5 min Reading Time
Last year, a DevOps engineer friend called me at 2:17 a.m. on a Tuesday – right after his first on-call night. Slack alert: “CRITICAL – API Gateway Response Time > 5s – Production.” He stared at a Grafana dashboard with 14 panels – and understood only three. No one had told him that on-call isn’t about solving problems. It’s about knowing which problem to solve first. Here are three lessons from that night – lessons every cloud engineer should know before their first shift.
TL;DR
- Alert fatigue is the real on-call challenge: Teams receiving more than 100 alerts per week ignore roughly 30% of critical notifications (PagerDuty State of Digital Operations, 2025).

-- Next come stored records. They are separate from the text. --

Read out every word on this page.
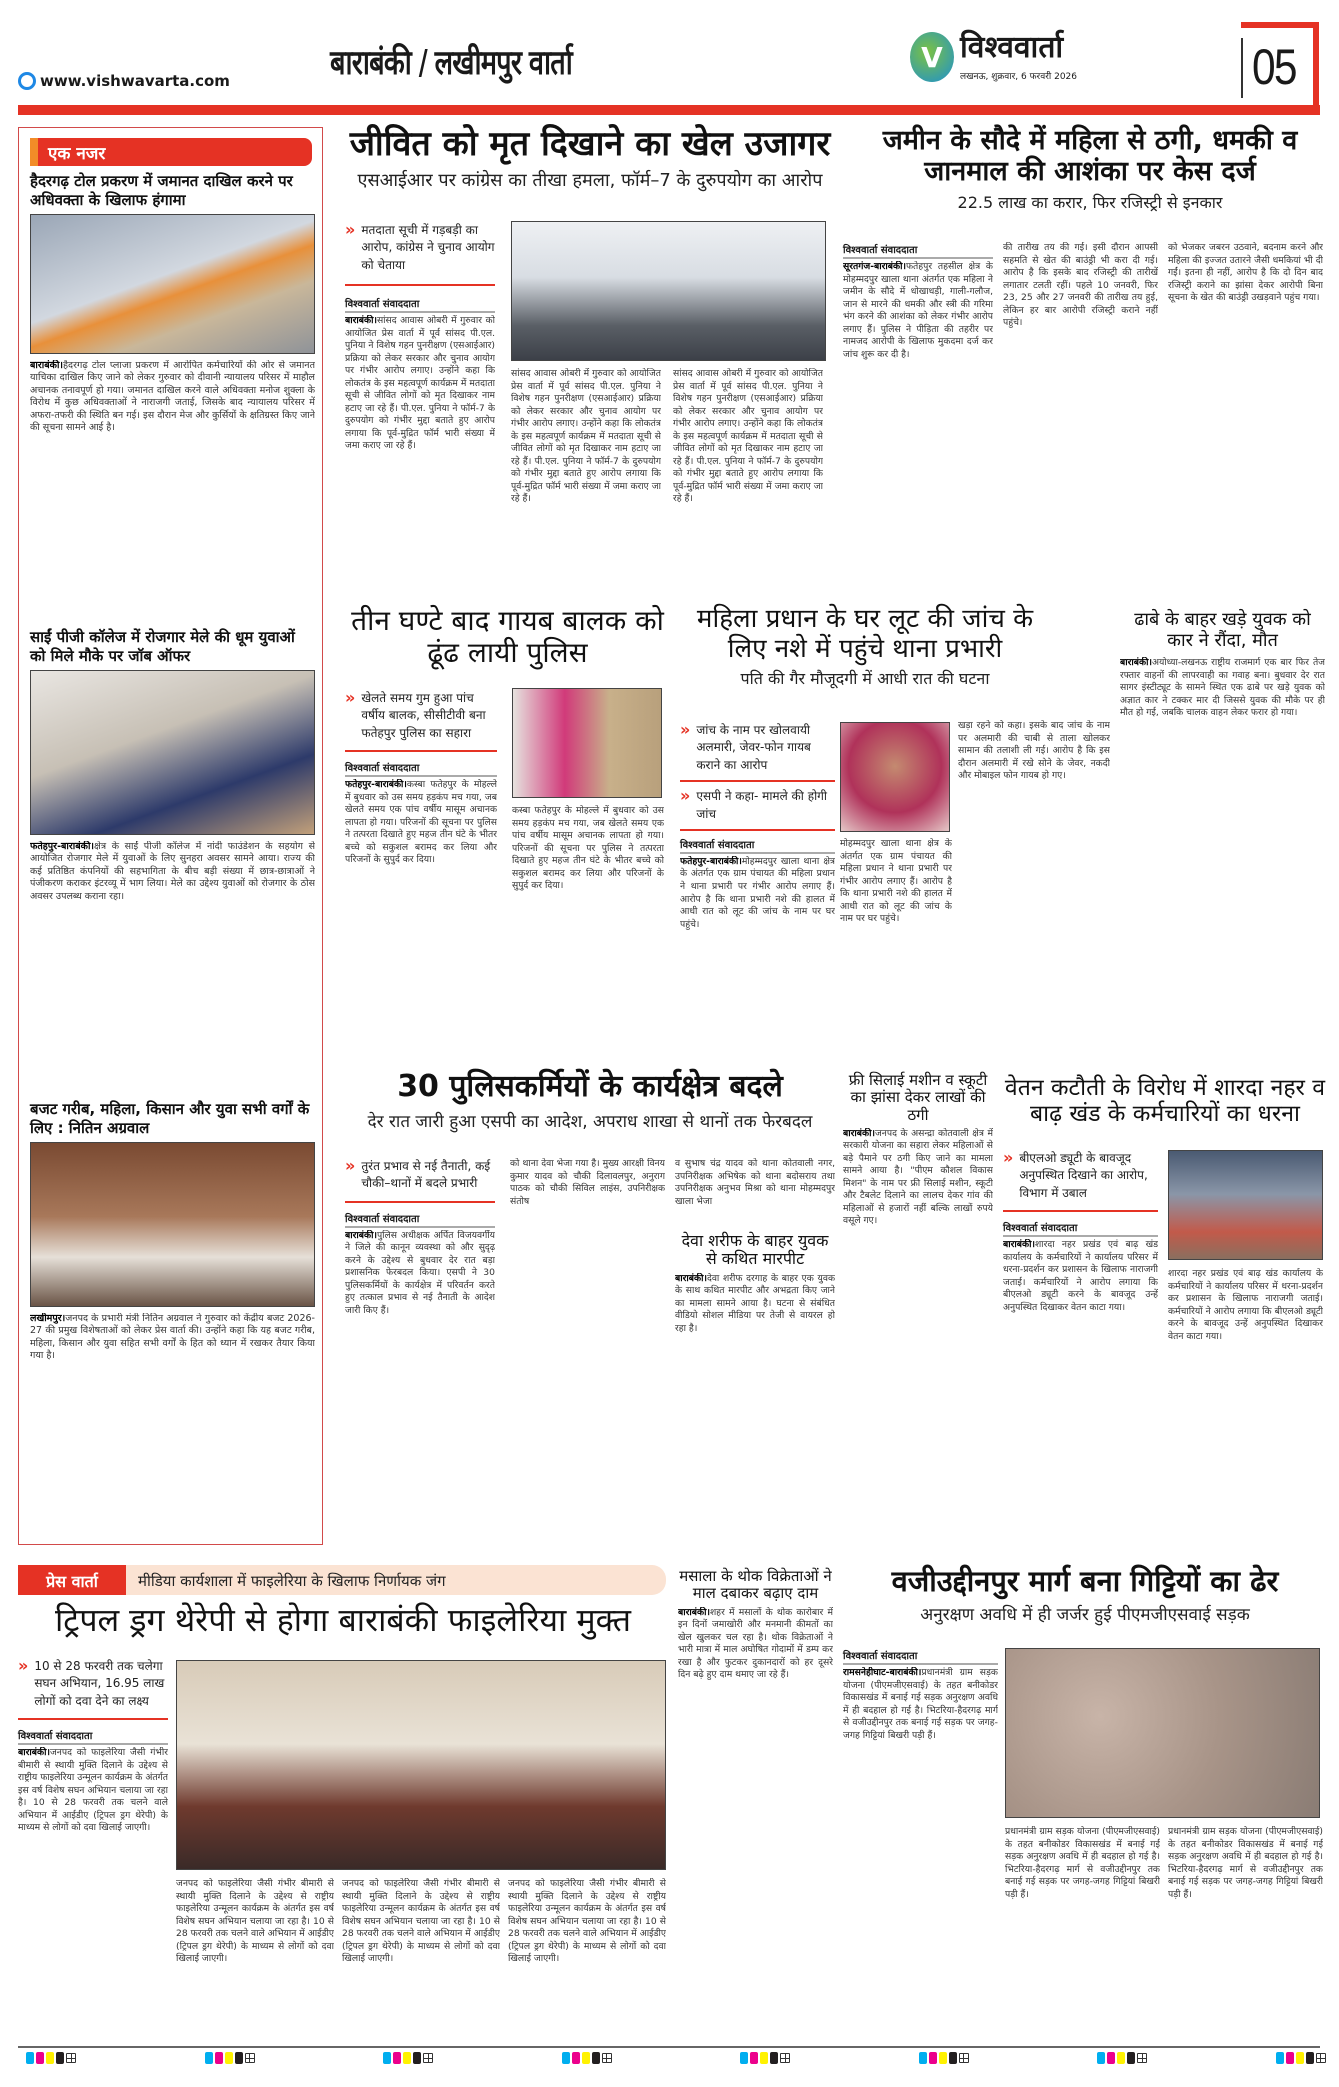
www.vishwavarta.com	बाराबंकी / लखीमपुर वार्ता	V विश्ववार्ता
लखनऊ, शुक्रवार, 6 फरवरी 2026	05
एक नजर
हैदरगढ़ टोल प्रकरण में जमानत दाखिल करने पर अधिवक्ता के खिलाफ हंगामा
बाराबंकी।हैदरगढ़ टोल प्लाजा प्रकरण में आरोपित कर्मचारियों की ओर से जमानत याचिका दाखिल किए जाने को लेकर गुरुवार को दीवानी न्यायालय परिसर में माहौल अचानक तनावपूर्ण हो गया। जमानत दाखिल करने वाले अधिवक्ता मनोज शुक्ला के विरोध में कुछ अधिवक्ताओं ने नाराजगी जताई, जिसके बाद न्यायालय परिसर में अफरा-तफरी की स्थिति बन गई। इस दौरान मेज और कुर्सियों के क्षतिग्रस्त किए जाने की सूचना सामने आई है।
साईं पीजी कॉलेज में रोजगार मेले की धूम युवाओं को मिले मौके पर जॉब ऑफर
फतेहपुर-बाराबंकी।क्षेत्र के साईं पीजी कॉलेज में नांदी फाउंडेशन के सहयोग से आयोजित रोजगार मेले में युवाओं के लिए सुनहरा अवसर सामने आया। राज्य की कई प्रतिष्ठित कंपनियों की सहभागिता के बीच बड़ी संख्या में छात्र-छात्राओं ने पंजीकरण कराकर इंटरव्यू में भाग लिया। मेले का उद्देश्य युवाओं को रोजगार के ठोस अवसर उपलब्ध कराना रहा।
बजट गरीब, महिला, किसान और युवा सभी वर्गों के लिए : नितिन अग्रवाल
लखीमपुर।जनपद के प्रभारी मंत्री नितिन अग्रवाल ने गुरुवार को केंद्रीय बजट 2026-27 की प्रमुख विशेषताओं को लेकर प्रेस वार्ता की। उन्होंने कहा कि यह बजट गरीब, महिला, किसान और युवा सहित सभी वर्गों के हित को ध्यान में रखकर तैयार किया गया है।
जीवित को मृत दिखाने का खेल उजागर
एसआईआर पर कांग्रेस का तीखा हमला, फॉर्म–7 के दुरुपयोग का आरोप
» मतदाता सूची में गड़बड़ी का आरोप, कांग्रेस ने चुनाव आयोग को चेताया
विश्ववार्ता संवाददाता
बाराबंकी।सांसद आवास ओबरी में गुरुवार को आयोजित प्रेस वार्ता में पूर्व सांसद पी.एल. पुनिया ने विशेष गहन पुनरीक्षण (एसआईआर) प्रक्रिया को लेकर सरकार और चुनाव आयोग पर गंभीर आरोप लगाए। उन्होंने कहा कि लोकतंत्र के इस महत्वपूर्ण कार्यक्रम में मतदाता सूची से जीवित लोगों को मृत दिखाकर नाम हटाए जा रहे हैं। पी.एल. पुनिया ने फॉर्म-7 के दुरुपयोग को गंभीर मुद्दा बताते हुए आरोप लगाया कि पूर्व-मुद्रित फॉर्म भारी संख्या में जमा कराए जा रहे हैं।
सांसद आवास ओबरी में गुरुवार को आयोजित प्रेस वार्ता में पूर्व सांसद पी.एल. पुनिया ने विशेष गहन पुनरीक्षण (एसआईआर) प्रक्रिया को लेकर सरकार और चुनाव आयोग पर गंभीर आरोप लगाए। उन्होंने कहा कि लोकतंत्र के इस महत्वपूर्ण कार्यक्रम में मतदाता सूची से जीवित लोगों को मृत दिखाकर नाम हटाए जा रहे हैं। पी.एल. पुनिया ने फॉर्म-7 के दुरुपयोग को गंभीर मुद्दा बताते हुए आरोप लगाया कि पूर्व-मुद्रित फॉर्म भारी संख्या में जमा कराए जा रहे हैं।
सांसद आवास ओबरी में गुरुवार को आयोजित प्रेस वार्ता में पूर्व सांसद पी.एल. पुनिया ने विशेष गहन पुनरीक्षण (एसआईआर) प्रक्रिया को लेकर सरकार और चुनाव आयोग पर गंभीर आरोप लगाए। उन्होंने कहा कि लोकतंत्र के इस महत्वपूर्ण कार्यक्रम में मतदाता सूची से जीवित लोगों को मृत दिखाकर नाम हटाए जा रहे हैं। पी.एल. पुनिया ने फॉर्म-7 के दुरुपयोग को गंभीर मुद्दा बताते हुए आरोप लगाया कि पूर्व-मुद्रित फॉर्म भारी संख्या में जमा कराए जा रहे हैं।
जमीन के सौदे में महिला से ठगी, धमकी व जानमाल की आशंका पर केस दर्ज
22.5 लाख का करार, फिर रजिस्ट्री से इनकार
विश्ववार्ता संवाददाता
सूरतगंज-बाराबंकी।फतेहपुर तहसील क्षेत्र के मोहम्मदपुर खाला थाना अंतर्गत एक महिला ने जमीन के सौदे में धोखाधड़ी, गाली-गलौज, जान से मारने की धमकी और स्त्री की गरिमा भंग करने की आशंका को लेकर गंभीर आरोप लगाए हैं। पुलिस ने पीड़िता की तहरीर पर नामजद आरोपी के खिलाफ मुकदमा दर्ज कर जांच शुरू कर दी है।
की तारीख तय की गई। इसी दौरान आपसी सहमति से खेत की बाउंड्री भी करा दी गई। आरोप है कि इसके बाद रजिस्ट्री की तारीखें लगातार टलती रहीं। पहले 10 जनवरी, फिर 23, 25 और 27 जनवरी की तारीख तय हुई, लेकिन हर बार आरोपी रजिस्ट्री कराने नहीं पहुंचे।
को भेजकर जबरन उठवाने, बदनाम करने और महिला की इज्जत उतारने जैसी धमकियां भी दी गईं। इतना ही नहीं, आरोप है कि दो दिन बाद रजिस्ट्री कराने का झांसा देकर आरोपी बिना सूचना के खेत की बाउंड्री उखड़वाने पहुंच गया।
तीन घण्टे बाद गायब बालक को ढूंढ लायी पुलिस
» खेलते समय गुम हुआ पांच वर्षीय बालक, सीसीटीवी बना फतेहपुर पुलिस का सहारा
विश्ववार्ता संवाददाता
फतेहपुर-बाराबंकी।कस्बा फतेहपुर के मोहल्ले में बुधवार को उस समय हड़कंप मच गया, जब खेलते समय एक पांच वर्षीय मासूम अचानक लापता हो गया। परिजनों की सूचना पर पुलिस ने तत्परता दिखाते हुए महज तीन घंटे के भीतर बच्चे को सकुशल बरामद कर लिया और परिजनों के सुपुर्द कर दिया।
कस्बा फतेहपुर के मोहल्ले में बुधवार को उस समय हड़कंप मच गया, जब खेलते समय एक पांच वर्षीय मासूम अचानक लापता हो गया। परिजनों की सूचना पर पुलिस ने तत्परता दिखाते हुए महज तीन घंटे के भीतर बच्चे को सकुशल बरामद कर लिया और परिजनों के सुपुर्द कर दिया।
महिला प्रधान के घर लूट की जांच के लिए नशे में पहुंचे थाना प्रभारी
पति की गैर मौजूदगी में आधी रात की घटना
» जांच के नाम पर खोलवायी अलमारी, जेवर-फोन गायब कराने का आरोप
» एसपी ने कहा- मामले की होगी जांच
विश्ववार्ता संवाददाता
फतेहपुर-बाराबंकी।मोहम्मदपुर खाला थाना क्षेत्र के अंतर्गत एक ग्राम पंचायत की महिला प्रधान ने थाना प्रभारी पर गंभीर आरोप लगाए हैं। आरोप है कि थाना प्रभारी नशे की हालत में आधी रात को लूट की जांच के नाम पर घर पहुंचे।
मोहम्मदपुर खाला थाना क्षेत्र के अंतर्गत एक ग्राम पंचायत की महिला प्रधान ने थाना प्रभारी पर गंभीर आरोप लगाए हैं। आरोप है कि थाना प्रभारी नशे की हालत में आधी रात को लूट की जांच के नाम पर घर पहुंचे।
खड़ा रहने को कहा। इसके बाद जांच के नाम पर अलमारी की चाबी से ताला खोलकर सामान की तलाशी ली गई। आरोप है कि इस दौरान अलमारी में रखे सोने के जेवर, नकदी और मोबाइल फोन गायब हो गए।
ढाबे के बाहर खड़े युवक को कार ने रौंदा, मौत
बाराबंकी।अयोध्या-लखनऊ राष्ट्रीय राजमार्ग एक बार फिर तेज रफ्तार वाहनों की लापरवाही का गवाह बना। बुधवार देर रात सागर इंस्टीट्यूट के सामने स्थित एक ढाबे पर खड़े युवक को अज्ञात कार ने टक्कर मार दी जिससे युवक की मौके पर ही मौत हो गई, जबकि चालक वाहन लेकर फरार हो गया।
30 पुलिसकर्मियों के कार्यक्षेत्र बदले
देर रात जारी हुआ एसपी का आदेश, अपराध शाखा से थानों तक फेरबदल
» तुरंत प्रभाव से नई तैनाती, कई चौकी–थानों में बदले प्रभारी
विश्ववार्ता संवाददाता
बाराबंकी।पुलिस अधीक्षक अर्पित विजयवर्गीय ने जिले की कानून व्यवस्था को और सुदृढ़ करने के उद्देश्य से बुधवार देर रात बड़ा प्रशासनिक फेरबदल किया। एसपी ने 30 पुलिसकर्मियों के कार्यक्षेत्र में परिवर्तन करते हुए तत्काल प्रभाव से नई तैनाती के आदेश जारी किए हैं।
को थाना देवा भेजा गया है। मुख्य आरक्षी विनय कुमार यादव को चौकी दिलावलपुर, अनुराग पाठक को चौकी सिविल लाइंस, उपनिरीक्षक संतोष
व सुभाष चंद्र यादव को थाना कोतवाली नगर, उपनिरीक्षक अभिषेक को थाना बदोसराय तथा उपनिरीक्षक अनुभव मिश्रा को थाना मोहम्मदपुर खाला भेजा
देवा शरीफ के बाहर युवक से कथित मारपीट
बाराबंकी।देवा शरीफ दरगाह के बाहर एक युवक के साथ कथित मारपीट और अभद्रता किए जाने का मामला सामने आया है। घटना से संबंधित वीडियो सोशल मीडिया पर तेजी से वायरल हो रहा है।
फ्री सिलाई मशीन व स्कूटी का झांसा देकर लाखों की ठगी
बाराबंकी।जनपद के असन्द्रा कोतवाली क्षेत्र में सरकारी योजना का सहारा लेकर महिलाओं से बड़े पैमाने पर ठगी किए जाने का मामला सामने आया है। "पीएम कौशल विकास मिशन" के नाम पर फ्री सिलाई मशीन, स्कूटी और टैबलेट दिलाने का लालच देकर गांव की महिलाओं से हजारों नहीं बल्कि लाखों रुपये वसूले गए।
वेतन कटौती के विरोध में शारदा नहर व बाढ़ खंड के कर्मचारियों का धरना
» बीएलओ ड्यूटी के बावजूद अनुपस्थित दिखाने का आरोप, विभाग में उबाल
विश्ववार्ता संवाददाता
बाराबंकी।शारदा नहर प्रखंड एवं बाढ़ खंड कार्यालय के कर्मचारियों ने कार्यालय परिसर में धरना-प्रदर्शन कर प्रशासन के खिलाफ नाराजगी जताई। कर्मचारियों ने आरोप लगाया कि बीएलओ ड्यूटी करने के बावजूद उन्हें अनुपस्थित दिखाकर वेतन काटा गया।
शारदा नहर प्रखंड एवं बाढ़ खंड कार्यालय के कर्मचारियों ने कार्यालय परिसर में धरना-प्रदर्शन कर प्रशासन के खिलाफ नाराजगी जताई। कर्मचारियों ने आरोप लगाया कि बीएलओ ड्यूटी करने के बावजूद उन्हें अनुपस्थित दिखाकर वेतन काटा गया।
प्रेस वार्ता	मीडिया कार्यशाला में फाइलेरिया के खिलाफ निर्णायक जंग
ट्रिपल ड्रग थेरेपी से होगा बाराबंकी फाइलेरिया मुक्त
» 10 से 28 फरवरी तक चलेगा सघन अभियान, 16.95 लाख लोगों को दवा देने का लक्ष्य
विश्ववार्ता संवाददाता
बाराबंकी।जनपद को फाइलेरिया जैसी गंभीर बीमारी से स्थायी मुक्ति दिलाने के उद्देश्य से राष्ट्रीय फाइलेरिया उन्मूलन कार्यक्रम के अंतर्गत इस वर्ष विशेष सघन अभियान चलाया जा रहा है। 10 से 28 फरवरी तक चलने वाले अभियान में आईडीए (ट्रिपल ड्रग थेरेपी) के माध्यम से लोगों को दवा खिलाई जाएगी।
जनपद को फाइलेरिया जैसी गंभीर बीमारी से स्थायी मुक्ति दिलाने के उद्देश्य से राष्ट्रीय फाइलेरिया उन्मूलन कार्यक्रम के अंतर्गत इस वर्ष विशेष सघन अभियान चलाया जा रहा है। 10 से 28 फरवरी तक चलने वाले अभियान में आईडीए (ट्रिपल ड्रग थेरेपी) के माध्यम से लोगों को दवा खिलाई जाएगी।
जनपद को फाइलेरिया जैसी गंभीर बीमारी से स्थायी मुक्ति दिलाने के उद्देश्य से राष्ट्रीय फाइलेरिया उन्मूलन कार्यक्रम के अंतर्गत इस वर्ष विशेष सघन अभियान चलाया जा रहा है। 10 से 28 फरवरी तक चलने वाले अभियान में आईडीए (ट्रिपल ड्रग थेरेपी) के माध्यम से लोगों को दवा खिलाई जाएगी।
जनपद को फाइलेरिया जैसी गंभीर बीमारी से स्थायी मुक्ति दिलाने के उद्देश्य से राष्ट्रीय फाइलेरिया उन्मूलन कार्यक्रम के अंतर्गत इस वर्ष विशेष सघन अभियान चलाया जा रहा है। 10 से 28 फरवरी तक चलने वाले अभियान में आईडीए (ट्रिपल ड्रग थेरेपी) के माध्यम से लोगों को दवा खिलाई जाएगी।
मसाला के थोक विक्रेताओं ने माल दबाकर बढ़ाए दाम
बाराबंकी।शहर में मसालों के थोक कारोबार में इन दिनों जमाखोरी और मनमानी कीमतों का खेल खुलकर चल रहा है। थोक विक्रेताओं ने भारी मात्रा में माल अघोषित गोदामों में डम्प कर रखा है और फुटकर दुकानदारों को हर दूसरे दिन बढ़े हुए दाम थमाए जा रहे हैं।
वजीउद्दीनपुर मार्ग बना गिट्टियों का ढेर
अनुरक्षण अवधि में ही जर्जर हुई पीएमजीएसवाई सड़क
विश्ववार्ता संवाददाता
रामसनेहीघाट-बाराबंकी।प्रधानमंत्री ग्राम सड़क योजना (पीएमजीएसवाई) के तहत बनीकोडर विकासखंड में बनाई गई सड़क अनुरक्षण अवधि में ही बदहाल हो गई है। भिटरिया-हैदरगढ़ मार्ग से वजीउद्दीनपुर तक बनाई गई सड़क पर जगह-जगह गिट्टियां बिखरी पड़ी हैं।
प्रधानमंत्री ग्राम सड़क योजना (पीएमजीएसवाई) के तहत बनीकोडर विकासखंड में बनाई गई सड़क अनुरक्षण अवधि में ही बदहाल हो गई है। भिटरिया-हैदरगढ़ मार्ग से वजीउद्दीनपुर तक बनाई गई सड़क पर जगह-जगह गिट्टियां बिखरी पड़ी हैं।
प्रधानमंत्री ग्राम सड़क योजना (पीएमजीएसवाई) के तहत बनीकोडर विकासखंड में बनाई गई सड़क अनुरक्षण अवधि में ही बदहाल हो गई है। भिटरिया-हैदरगढ़ मार्ग से वजीउद्दीनपुर तक बनाई गई सड़क पर जगह-जगह गिट्टियां बिखरी पड़ी हैं।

- Runbooks without regular reviews and game days are useless – they describe systems that have changed since the last update.
- A postmortem culture isn’t bureaucratic overhead – it’s the only way to learn systematically from incidents instead of repeating them.
2:17 a.m.: The moment nothing works like in the tutorial
Let’s call my friend Max. He’d been on the team for six months. He’d deployed Kubernetes clusters, written Helm charts, and built CI/CD pipelines. He felt ready. What he didn’t know? Everything he’d learned applied to normal operations. On-call begins precisely where normal operations end.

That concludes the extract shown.